Honestly, I never care to admit how sick I actually am. Maybe it’s misguided machismo, the “don’t cry unless you’re hurt” mentality many of us grew up with. Maybe it’s a desire to buck what appears to be such a strong stereotype. Maybe - to borrow again from the last column - it's because we’re all stubborn, stupid and set in our ways (yes, all men)

And God forbid if it gets in the way of your plans. Let’s use the cold of Jan. 2018 as an example, where I had more snot and phlegm exiting my body than previously thought humanly possible. Did I go to work every day? Of course. Did I go to a random concert in Barrie? Absolutely. Did I do a day trip to Buffalo to get Sonic and American pizza kits? 100 per cent. Did I wear a mask at any time? Hard no.

Thanksgiving weekend 2022? I felt guilty leaving my living room.

Because, in a post-COVID-19 world, it’s hard to ignore your sniffles or coughing fits, particularly in the middle of a crowded room - if you can even, in good conscience, enter a crowded room. And when I say post-COVID-19 world, I mean it in the sense of how the world has changed since the start of the pandemic, not that the pandemic is over, as so many of us truly, desperately want it to be.

I’ve never been one of the “pandemic is over” people, usually saving such a comment for a sarcastic retort.

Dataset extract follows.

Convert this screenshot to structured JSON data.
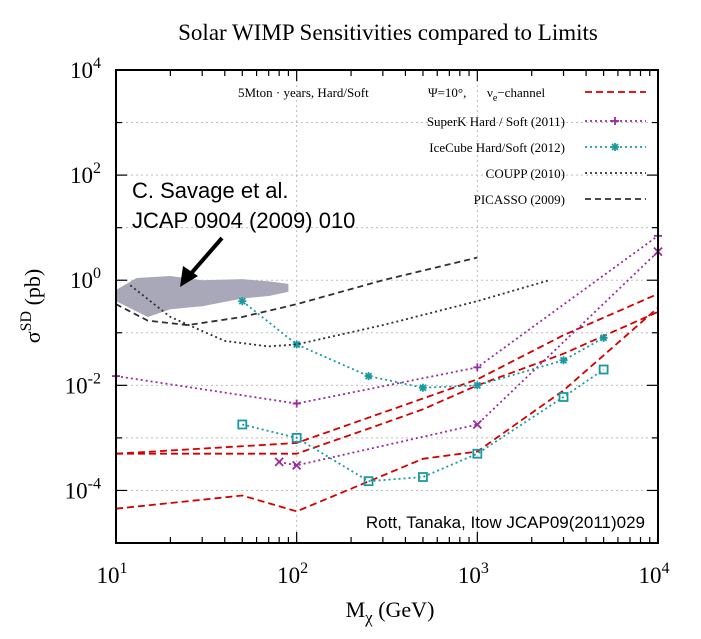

That belief was punctuated for me the morning when I tested positive, ending my two-and-a-half-year streak of safety, sanitization and perhaps a certain bit of smugness.

The irony, of sorts, is that of the two days I showed symptoms with a negative test, the day I tested positive was, at that point, the most comfortable day of the weekend. I wish I could have smelled the Sweet Cinnamon Pumpkin three-wick that was lit, but at least I could still taste the Evan Williams.

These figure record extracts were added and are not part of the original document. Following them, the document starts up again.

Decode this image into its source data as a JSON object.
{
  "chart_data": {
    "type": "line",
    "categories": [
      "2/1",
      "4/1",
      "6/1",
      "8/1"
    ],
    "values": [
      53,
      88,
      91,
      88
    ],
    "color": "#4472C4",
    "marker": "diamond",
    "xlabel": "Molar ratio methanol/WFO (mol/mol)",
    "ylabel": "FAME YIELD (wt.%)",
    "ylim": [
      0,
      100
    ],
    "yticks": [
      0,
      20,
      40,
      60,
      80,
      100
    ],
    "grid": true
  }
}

I was lucky. My symptoms subsided quickly, and regular testing showed a quick decrease in the thickness of the positive line, allowing normalcy to return within a week, once I tested negative.

Others haven’t been as lucky, and that’s why you’ll never hear me refer to my case as mild. I don’t believe there’s anything mild about a virus that can strike literally anyone with such ferocity and variability.  

I also have no doubt that being vigilant with vaccination made this a better experience for me. If I wasn’t vaccinated and hadn’t taken the advice of medical professionals and legitimate scientists, it could have been significantly worse.

And in the hopes of it not happening again, I’m going to keep being as cautious as I have been when out in public. Because, as annoying as it was to be straddled with moderate discomfort, it sure beat being strapped to a hospital bed.

Even an ungrateful bastard can call that a win.